The tabs on the right allow you to select one of two plots of probability distributions. The first tab shows the probability in assignments with each number of conflicts in the problem. In most cases, the algorithms increase the probability in assignments with few conflicts. Thus, even if a solution is not found, the algorithm will likely produce an assignment with only a few conflicts. The second tab shows the probability in each eigenvalue of the algorithm's matrix for the corresponding step. This plot is most relevant for the two adiabatic methods, which rely on keeping most of the probability in a single eigenstate by only changing the matrix slightly from one step to the next. The algorithms use unitary matrices, whose eigenvalues are complex numbers with unit magnitude. The plot shows the argument of these eigenvalues, except for the adiabatic algorithm where the plot uses eigenvalues of the corresponding Hamiltonian instead.
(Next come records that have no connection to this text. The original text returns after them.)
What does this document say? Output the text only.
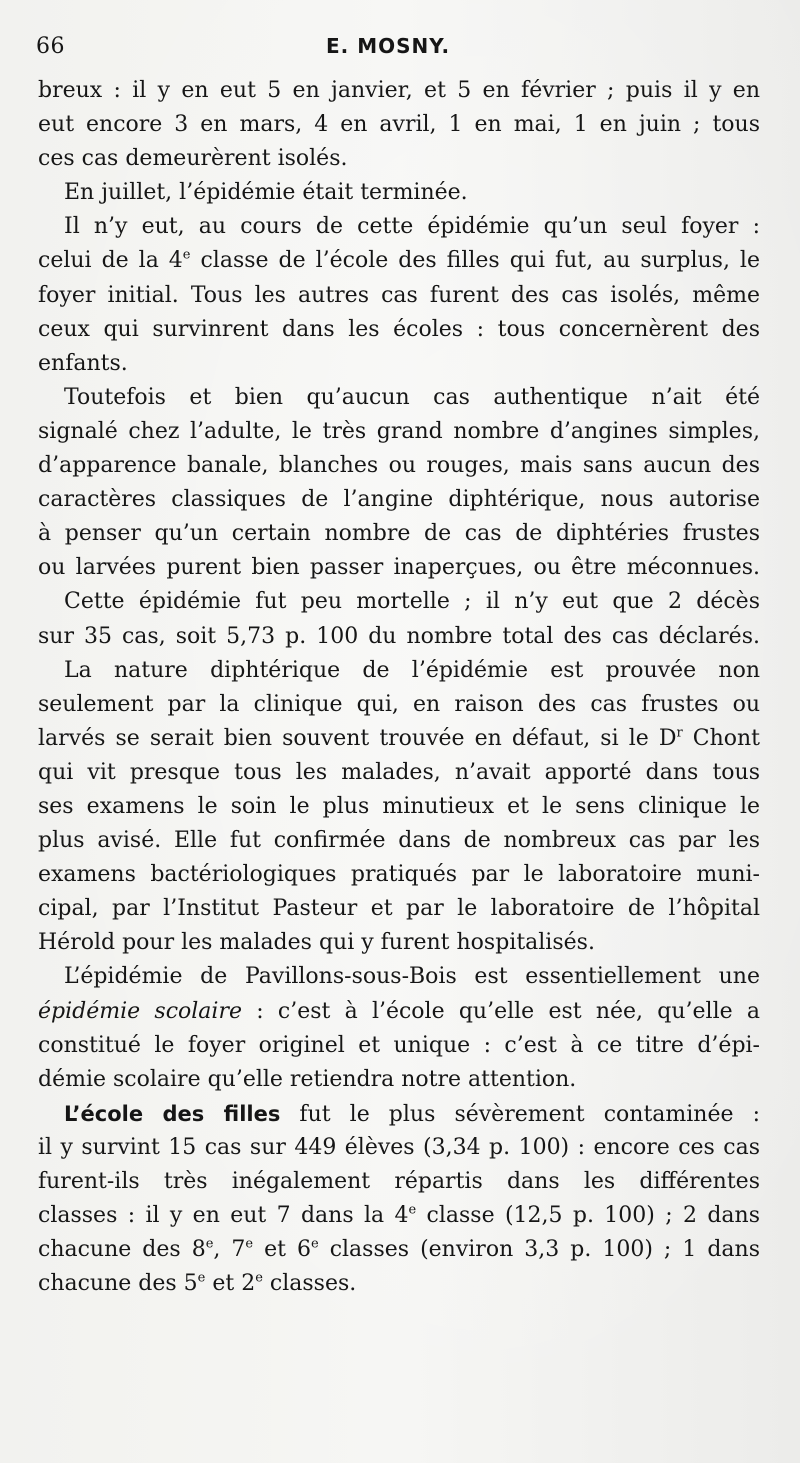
66	E. MOSNY.
breux : il y en eut 5 en janvier, et 5 en février ; puis il y en
eut encore 3 en mars, 4 en avril, 1 en mai, 1 en juin ; tous
ces cas demeurèrent isolés.
En juillet, l’épidémie était terminée.
Il n’y eut, au cours de cette épidémie qu’un seul foyer :
celui de la 4e classe de l’école des filles qui fut, au surplus, le
foyer initial. Tous les autres cas furent des cas isolés, même
ceux qui survinrent dans les écoles : tous concernèrent des
enfants.
Toutefois et bien qu’aucun cas authentique n’ait été
signalé chez l’adulte, le très grand nombre d’angines simples,
d’apparence banale, blanches ou rouges, mais sans aucun des
caractères classiques de l’angine diphtérique, nous autorise
à penser qu’un certain nombre de cas de diphtéries frustes
ou larvées purent bien passer inaperçues, ou être méconnues.
Cette épidémie fut peu mortelle ; il n’y eut que 2 décès
sur 35 cas, soit 5,73 p. 100 du nombre total des cas déclarés.
La nature diphtérique de l’épidémie est prouvée non
seulement par la clinique qui, en raison des cas frustes ou
larvés se serait bien souvent trouvée en défaut, si le $D^r$ Chont
qui vit presque tous les malades, n’avait apporté dans tous
ses examens le soin le plus minutieux et le sens clinique le
plus avisé. Elle fut confirmée dans de nombreux cas par les
examens bactériologiques pratiqués par le laboratoire muni-
cipal, par l’Institut Pasteur et par le laboratoire de l’hôpital
Hérold pour les malades qui y furent hospitalisés.
L’épidémie de Pavillons-sous-Bois est essentiellement une
épidémie scolaire : c’est à l’école qu’elle est née, qu’elle a
constitué le foyer originel et unique : c’est à ce titre d’épi-
démie scolaire qu’elle retiendra notre attention.
L’école des filles fut le plus sévèrement contaminée :
il y survint 15 cas sur 449 élèves (3,34 p. 100) : encore ces cas
furent-ils très inégalement répartis dans les différentes
classes : il y en eut 7 dans la 4e classe (12,5 p. 100) ; 2 dans
chacune des 8e, 7e et 6e classes (environ 3,3 p. 100) ; 1 dans
chacune des 5e et 2e classes.
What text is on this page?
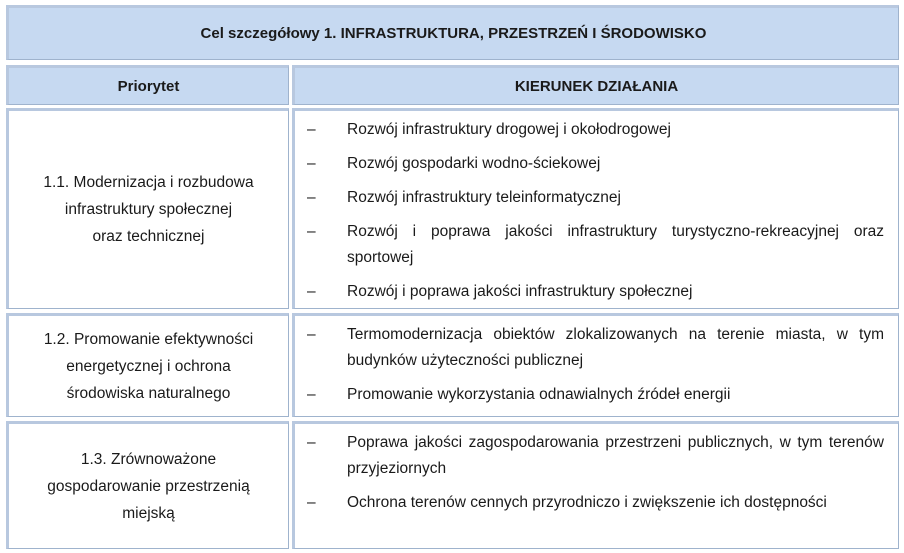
Cel szczegółowy 1. INFRASTRUKTURA, PRZESTRZEŃ I ŚRODOWISKO
Priorytet	KIERUNEK DZIAŁANIA
1.1. Modernizacja i rozbudowa
infrastruktury społecznej
oraz technicznej
–	Rozwój infrastruktury drogowej i okołodrogowej
–	Rozwój gospodarki wodno-ściekowej
–	Rozwój infrastruktury teleinformatycznej
–	Rozwój i poprawa jakości infrastruktury turystyczno-rekreacyjnej oraz sportowej
–	Rozwój i poprawa jakości infrastruktury społecznej
1.2. Promowanie efektywności
energetycznej i ochrona
środowiska naturalnego
–	Termomodernizacja obiektów zlokalizowanych na terenie miasta, w tym budynków użyteczności publicznej
–	Promowanie wykorzystania odnawialnych źródeł energii
1.3. Zrównoważone
gospodarowanie przestrzenią
miejską
–	Poprawa jakości zagospodarowania przestrzeni publicznych, w tym terenów przyjeziornych
–	Ochrona terenów cennych przyrodniczo i zwiększenie ich dostępności
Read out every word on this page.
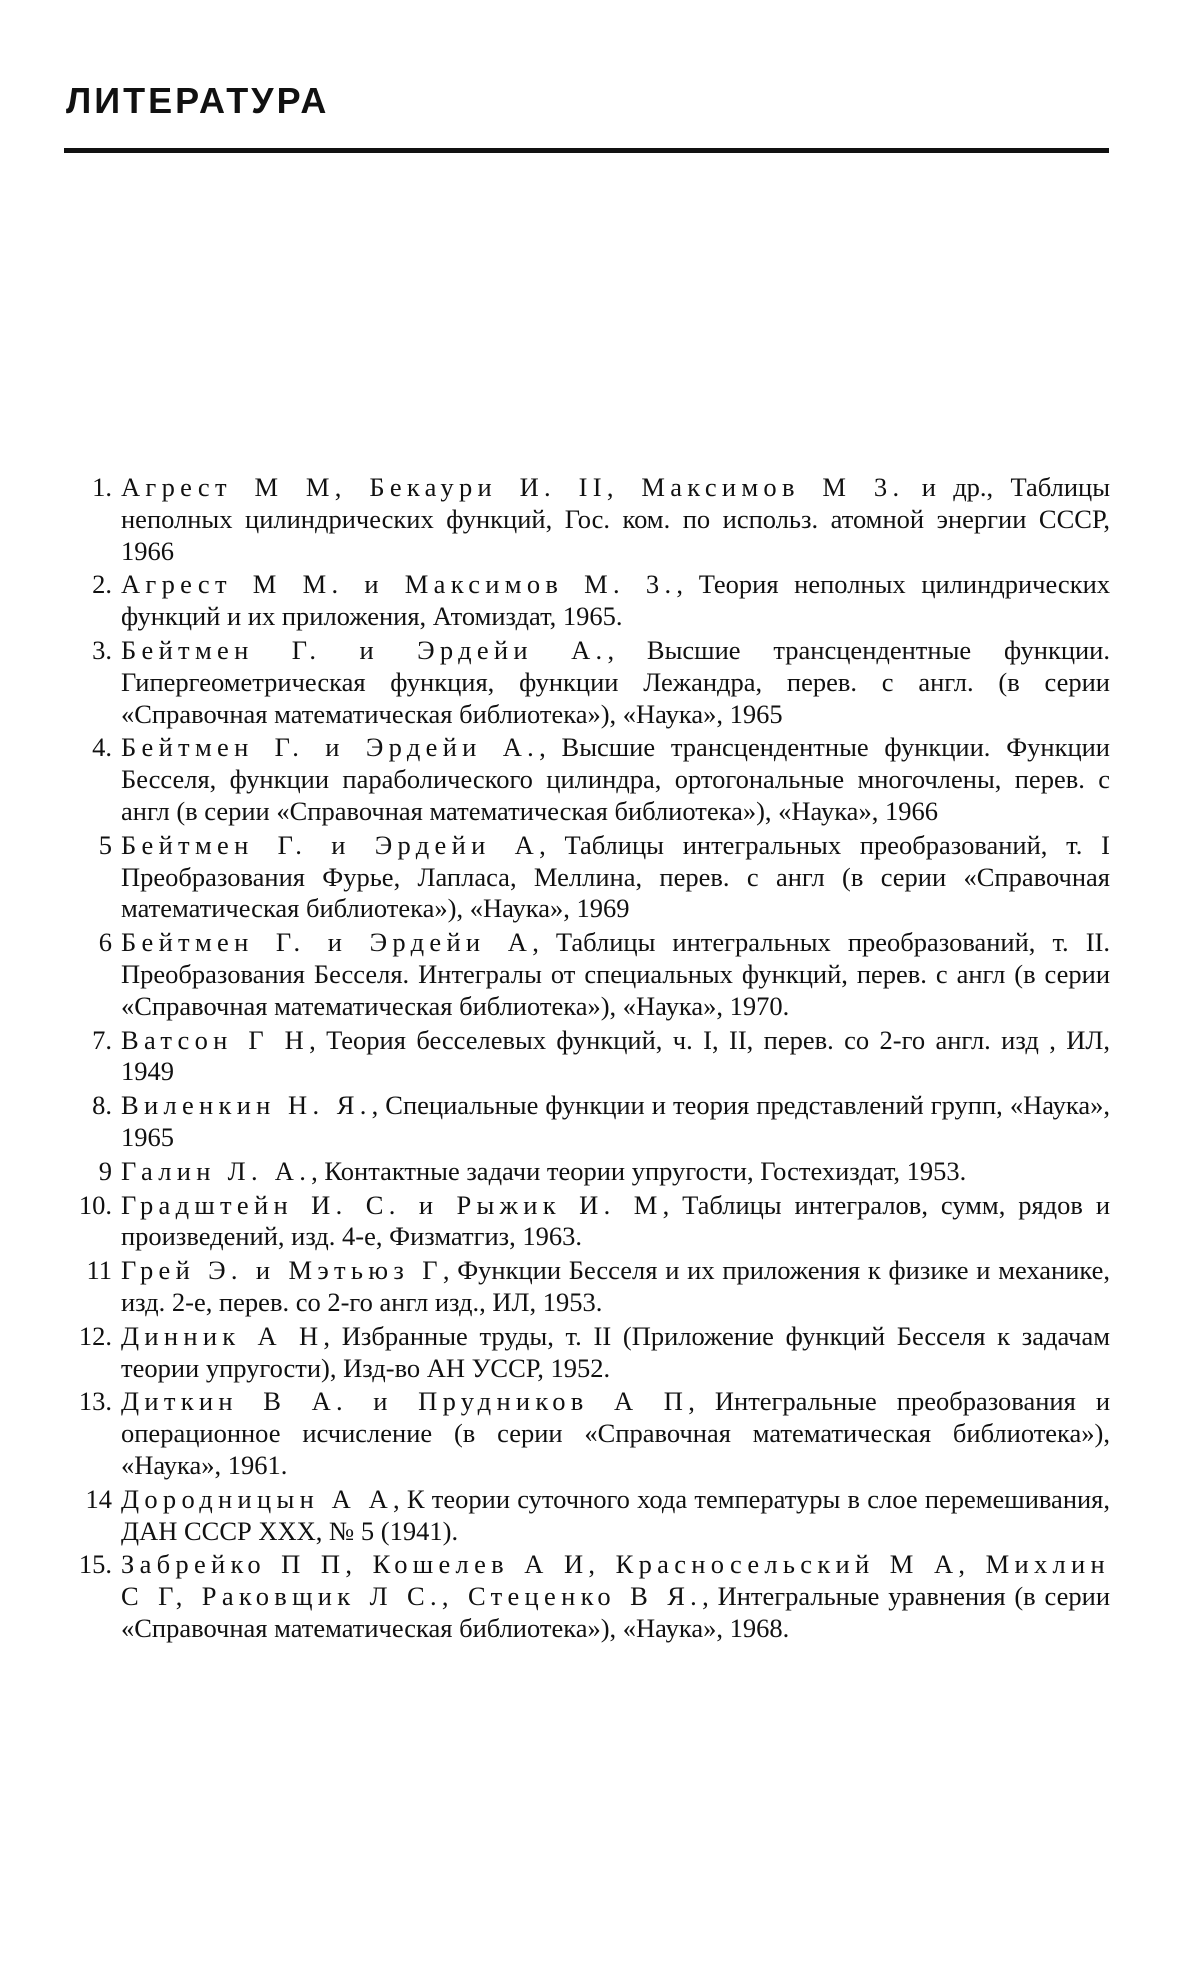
ЛИТЕРАТУРА
1. Агрест М М, Бекаури И. II, Максимов М 3. и др., Таблицы неполных цилиндрических функций, Гос. ком. по использ. атомной энергии СССР, 1966
2. Агрест М М. и Максимов М. 3., Теория неполных цилиндрических функций и их приложения, Атомиздат, 1965.
3. Бейтмен Г. и Эрдейи А., Высшие трансцендентные функции. Гипергеометрическая функция, функции Лежандра, перев. с англ. (в серии «Справочная математическая библиотека»), «Наука», 1965
4. Бейтмен Г. и Эрдейи А., Высшие трансцендентные функции. Функции Бесселя, функции параболического цилиндра, ортогональные многочлены, перев. с англ (в серии «Справочная математическая библиотека»), «Наука», 1966
5 Бейтмен Г. и Эрдейи А, Таблицы интегральных преобразований, т. I Преобразования Фурье, Лапласа, Меллина, перев. с англ (в серии «Справочная математическая библиотека»), «Наука», 1969
6 Бейтмен Г. и Эрдейи А, Таблицы интегральных преобразований, т. II. Преобразования Бесселя. Интегралы от специальных функций, перев. с англ (в серии «Справочная математическая библиотека»), «Наука», 1970.
7. Ватсон Г Н, Теория бесселевых функций, ч. I, II, перев. со 2-го англ. изд , ИЛ, 1949
8. Виленкин Н. Я., Специальные функции и теория представлений групп, «Наука», 1965
9 Галин Л. А., Контактные задачи теории упругости, Гостехиздат, 1953.
10. Градштейн И. С. и Рыжик И. М, Таблицы интегралов, сумм, рядов и произведений, изд. 4-е, Физматгиз, 1963.
11 Грей Э. и Мэтьюз Г, Функции Бесселя и их приложения к физике и механике, изд. 2-е, перев. со 2-го англ изд., ИЛ, 1953.
12. Динник А Н, Избранные труды, т. II (Приложение функций Бесселя к задачам теории упругости), Изд-во АН УССР, 1952.
13. Диткин В А. и Прудников А П, Интегральные преобразования и операционное исчисление (в серии «Справочная математическая библиотека»), «Наука», 1961.
14 Дородницын А А, К теории суточного хода температуры в слое перемешивания, ДАН СССР XXX, № 5 (1941).
15. Забрейко П П, Кошелев А И, Красносельский М А, Михлин С Г, Раковщик Л С., Стеценко В Я., Интегральные уравнения (в серии «Справочная математическая библиотека»), «Наука», 1968.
The four algorithms and links to further information are:
1) unstructured: uses the same operator for every step and has the solution probability changing sinusoidally with the number of steps; so using more steps can give worse performance. For small problems, such as the one used in this Demonstration, this algorithm has the best performance. See L. Grover, "Quantum Mechanics Helps in Searching for a Needle in a Haystack," Physical Review Letters, 79(2), 1997 pp. 325–328.
2) adiabatic: a discrete-step approximation to the continuous evolution of a slowly changing Hamiltonian; with probability for a solution guaranteed to approach one as the algorithm running time (and hence number of steps) increases. See E. Farhi, J. Goldstone, S. Gutmann, J. Lapan, A. Lundgren, and D. Preda, "A Quantum Adiabatic Evolution Algorithm Applied to Random Instances of an NP-Complete Problem," Science, 292(5516), 2001 pp. 472–475.
3) discrete adiabatic: uses slowly changing unitary matrices without attempting to approximate continuous evolution; with probability for a solution often approaching one as the number of steps increases. The method often gives high solution probability with relatively few steps, but lacks the theoretical guarantee of the continuous evolution. See T. Hogg, "Adiabatic Quantum Computing for Random Satisfiability Problems," Physical Review A, 67(2), 2003.
4) heuristic: uses operators theoretically predicted to have good performance, on average, for satisfiability problems whose clause to variable ratio is near 4.25, as is the case for the problem used in this Demonstration. Unlike the other algorithms, the solution probability is not close to one, but can be fairly large in just a few steps, giving good performance even accounting for a few repetitions. See T. Hogg, "Quantum Search Heuristics," Physical Review A, 61(5), 2000.
A Java demo shows these algorithms with larger problems.